A few years ago Marathon took over a Delargo Resources oil & gas lease. Delargo had drilled one successful well before the sale to Marathon. The well was Comanche. We still have acreage under the lease just outside Shiner city limits that have not been drilled on. Marathon extended the lease to January 2023 per the original lease. The lease has no more extensions. We just received from Marathon a contract to extend the lease for another year. They are just offering a bonus of $500 per acre. Given that crude prices are high and the acreage will be successful, the offer seems low. The royalty is 20%. As I see it, everything is up for negotiations.
Based on what you described the idea “everything is up for negotiations” sounds logical. A one year term for an extension could be reasonable if Marathon has immediate plans. It looks like they got permits approved last month for two wells in the Cheers unit, just west of the Comanche. Maybe they’ll move your direction soon.
How does $500/acre compare, on a per year basis, to the original bonus paid by DeLargo, or the additional bonus paid on the extensions included in the lease? You can try countering at the bonus amount you would “consider”, or say you’d be willing to take the $500 for an extra 2.5% royalty, or other changes that wouldn’t raise their up-front lease cost.
If Marathon won’t negotiate you’ll need to judge how much potential competition they might have for your acreage. How much mineral interest you own, whether it is the full interest or a fractional undivided interest in a tract, and how much acreage Marathon controls around you, could make a difference.
It looks like that Comanche unit, and the Shiner unit Marathon also operates, bracket the east and west sides of town, and Penn Virginia (now called Ranger) controls the areas to the north and the south. Beyond them it may be hard for anyone to put together enough contiguous acreage to form a large unit required to drill horizontal wells.

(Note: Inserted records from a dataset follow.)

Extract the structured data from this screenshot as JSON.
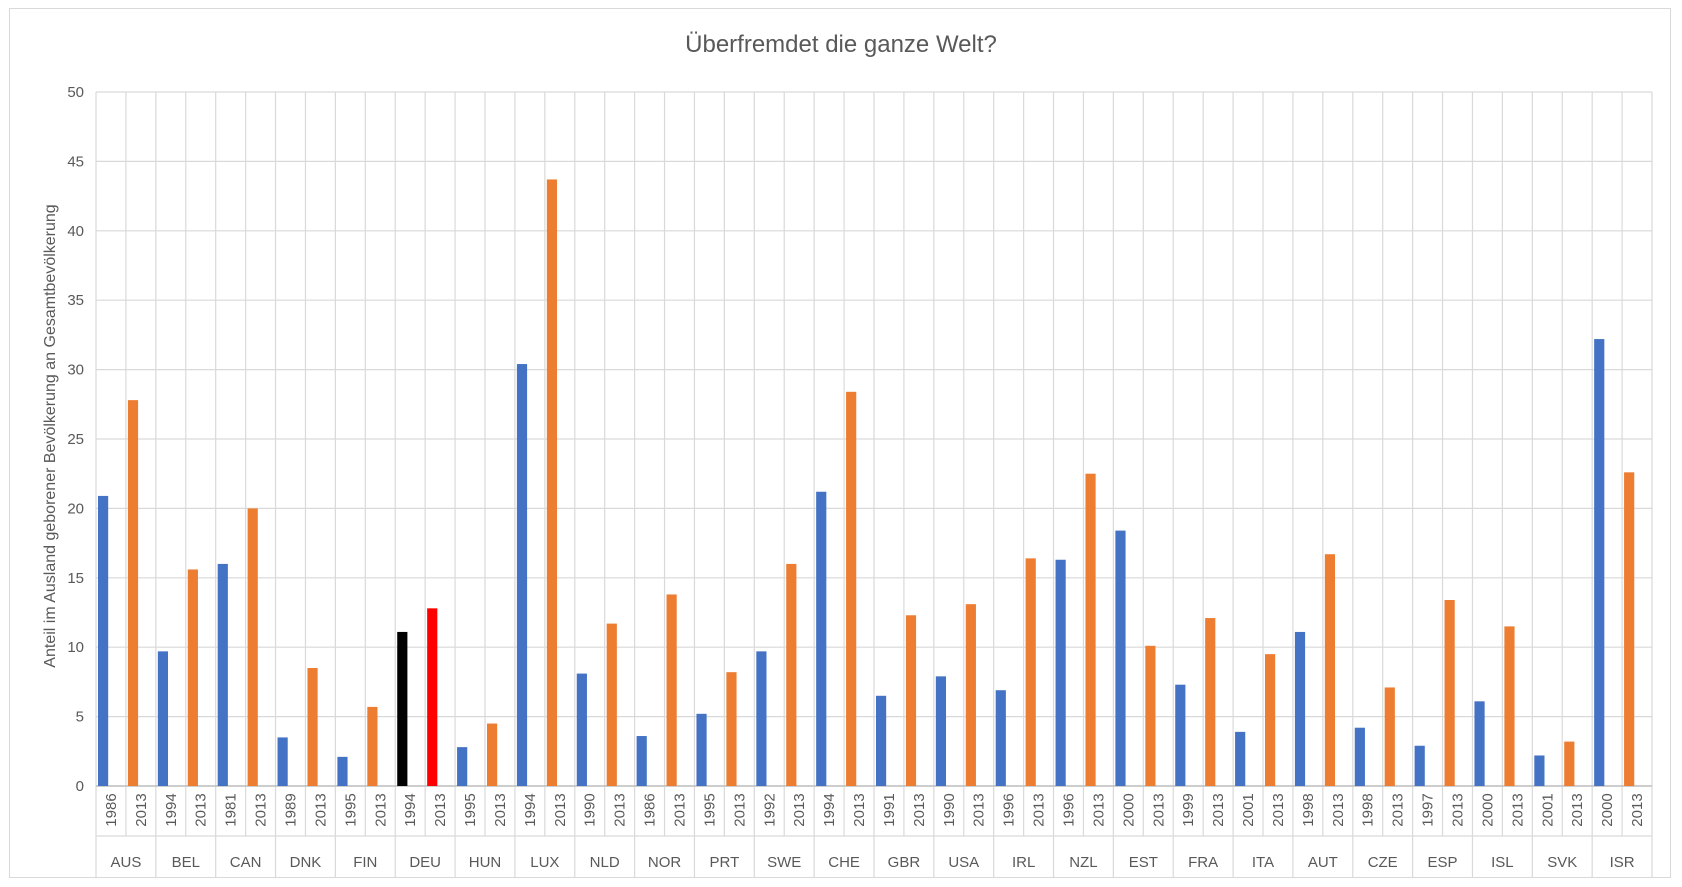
{
  "chart_data": {
    "type": "bar",
    "title": "Überfremdet die ganze Welt?",
    "xlabel": "",
    "ylabel": "Anteil im Ausland geborener Bevölkerung an Gesamtbevölkerung",
    "ylim": [
      0,
      50
    ],
    "yticks": [
      0,
      5,
      10,
      15,
      20,
      25,
      30,
      35,
      40,
      45,
      50
    ],
    "grid": true,
    "legend": "none",
    "colors": {
      "early": "#4472c4",
      "late": "#ed7d31",
      "deu_early": "#000000",
      "deu_late": "#ff0000",
      "grid": "#d9d9d9",
      "text": "#595959"
    },
    "groups": [
      {
        "country": "AUS",
        "bars": [
          {
            "year": "1986",
            "value": 20.9
          },
          {
            "year": "2013",
            "value": 27.8
          }
        ]
      },
      {
        "country": "BEL",
        "bars": [
          {
            "year": "1994",
            "value": 9.7
          },
          {
            "year": "2013",
            "value": 15.6
          }
        ]
      },
      {
        "country": "CAN",
        "bars": [
          {
            "year": "1981",
            "value": 16.0
          },
          {
            "year": "2013",
            "value": 20.0
          }
        ]
      },
      {
        "country": "DNK",
        "bars": [
          {
            "year": "1989",
            "value": 3.5
          },
          {
            "year": "2013",
            "value": 8.5
          }
        ]
      },
      {
        "country": "FIN",
        "bars": [
          {
            "year": "1995",
            "value": 2.1
          },
          {
            "year": "2013",
            "value": 5.7
          }
        ]
      },
      {
        "country": "DEU",
        "bars": [
          {
            "year": "1994",
            "value": 11.1,
            "color": "#000000"
          },
          {
            "year": "2013",
            "value": 12.8,
            "color": "#ff0000"
          }
        ]
      },
      {
        "country": "HUN",
        "bars": [
          {
            "year": "1995",
            "value": 2.8
          },
          {
            "year": "2013",
            "value": 4.5
          }
        ]
      },
      {
        "country": "LUX",
        "bars": [
          {
            "year": "1994",
            "value": 30.4
          },
          {
            "year": "2013",
            "value": 43.7
          }
        ]
      },
      {
        "country": "NLD",
        "bars": [
          {
            "year": "1990",
            "value": 8.1
          },
          {
            "year": "2013",
            "value": 11.7
          }
        ]
      },
      {
        "country": "NOR",
        "bars": [
          {
            "year": "1986",
            "value": 3.6
          },
          {
            "year": "2013",
            "value": 13.8
          }
        ]
      },
      {
        "country": "PRT",
        "bars": [
          {
            "year": "1995",
            "value": 5.2
          },
          {
            "year": "2013",
            "value": 8.2
          }
        ]
      },
      {
        "country": "SWE",
        "bars": [
          {
            "year": "1992",
            "value": 9.7
          },
          {
            "year": "2013",
            "value": 16.0
          }
        ]
      },
      {
        "country": "CHE",
        "bars": [
          {
            "year": "1994",
            "value": 21.2
          },
          {
            "year": "2013",
            "value": 28.4
          }
        ]
      },
      {
        "country": "GBR",
        "bars": [
          {
            "year": "1991",
            "value": 6.5
          },
          {
            "year": "2013",
            "value": 12.3
          }
        ]
      },
      {
        "country": "USA",
        "bars": [
          {
            "year": "1990",
            "value": 7.9
          },
          {
            "year": "2013",
            "value": 13.1
          }
        ]
      },
      {
        "country": "IRL",
        "bars": [
          {
            "year": "1996",
            "value": 6.9
          },
          {
            "year": "2013",
            "value": 16.4
          }
        ]
      },
      {
        "country": "NZL",
        "bars": [
          {
            "year": "1996",
            "value": 16.3
          },
          {
            "year": "2013",
            "value": 22.5
          }
        ]
      },
      {
        "country": "EST",
        "bars": [
          {
            "year": "2000",
            "value": 18.4
          },
          {
            "year": "2013",
            "value": 10.1
          }
        ]
      },
      {
        "country": "FRA",
        "bars": [
          {
            "year": "1999",
            "value": 7.3
          },
          {
            "year": "2013",
            "value": 12.1
          }
        ]
      },
      {
        "country": "ITA",
        "bars": [
          {
            "year": "2001",
            "value": 3.9
          },
          {
            "year": "2013",
            "value": 9.5
          }
        ]
      },
      {
        "country": "AUT",
        "bars": [
          {
            "year": "1998",
            "value": 11.1
          },
          {
            "year": "2013",
            "value": 16.7
          }
        ]
      },
      {
        "country": "CZE",
        "bars": [
          {
            "year": "1998",
            "value": 4.2
          },
          {
            "year": "2013",
            "value": 7.1
          }
        ]
      },
      {
        "country": "ESP",
        "bars": [
          {
            "year": "1997",
            "value": 2.9
          },
          {
            "year": "2013",
            "value": 13.4
          }
        ]
      },
      {
        "country": "ISL",
        "bars": [
          {
            "year": "2000",
            "value": 6.1
          },
          {
            "year": "2013",
            "value": 11.5
          }
        ]
      },
      {
        "country": "SVK",
        "bars": [
          {
            "year": "2001",
            "value": 2.2
          },
          {
            "year": "2013",
            "value": 3.2
          }
        ]
      },
      {
        "country": "ISR",
        "bars": [
          {
            "year": "2000",
            "value": 32.2
          },
          {
            "year": "2013",
            "value": 22.6
          }
        ]
      }
    ]
  }
}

If you are willing to do some research, determine who owns the adjoining mineral interest around you and try contacting, particularly the large interests who are also be under lease to Marathon and not HBP. Propose sharing information and possibly agreeing to negotiate as a group on extensions or future leasing.
$500/acre for only 1 year is a good offer…and Marathon usually never goes over 20% royalty. There are not many players left looking to lease in that area, so really no competition to drive up prices. In my opinion, the deal looks good…and with only wanting 1 year extension they must have plans to drill ASAP…the money is in the royalty of a drilled lease…consider yourself lucky that they want to drill and lease…other drillers in the area are mainly just drilling out existing units and not leasing anymore…just look at the county records…
Another option is to give Marathon your terms, and if they won’t negotiate be an unleased mineral owner. As long as your terms are reasonable, I think they will move instead of dealing with you as unleased.
In this insane political environment there are some tough decisions to make. In this area, IMO, $500 for one year is definitely workable; but, at $100 to $150 or even higher oil prices, 20% is way too low. Push for 25% royalty!
I’d contact Gary Schroeder (lawyer) in Gonzales for an opinion. He assisted me in a similar situation with Penn Virginia (now Ranger Oil) and what was proposed and what was agreed upon were quite different in my favor. And if anything, I’d work a higher royalty percentage as an additional 2% royalty equates to a 10% increase in your production payments because you are starting from 20%. So that extra 2 percentage points is actually 10% more than the original offer and over the years it adds up. Anyway, best wishes.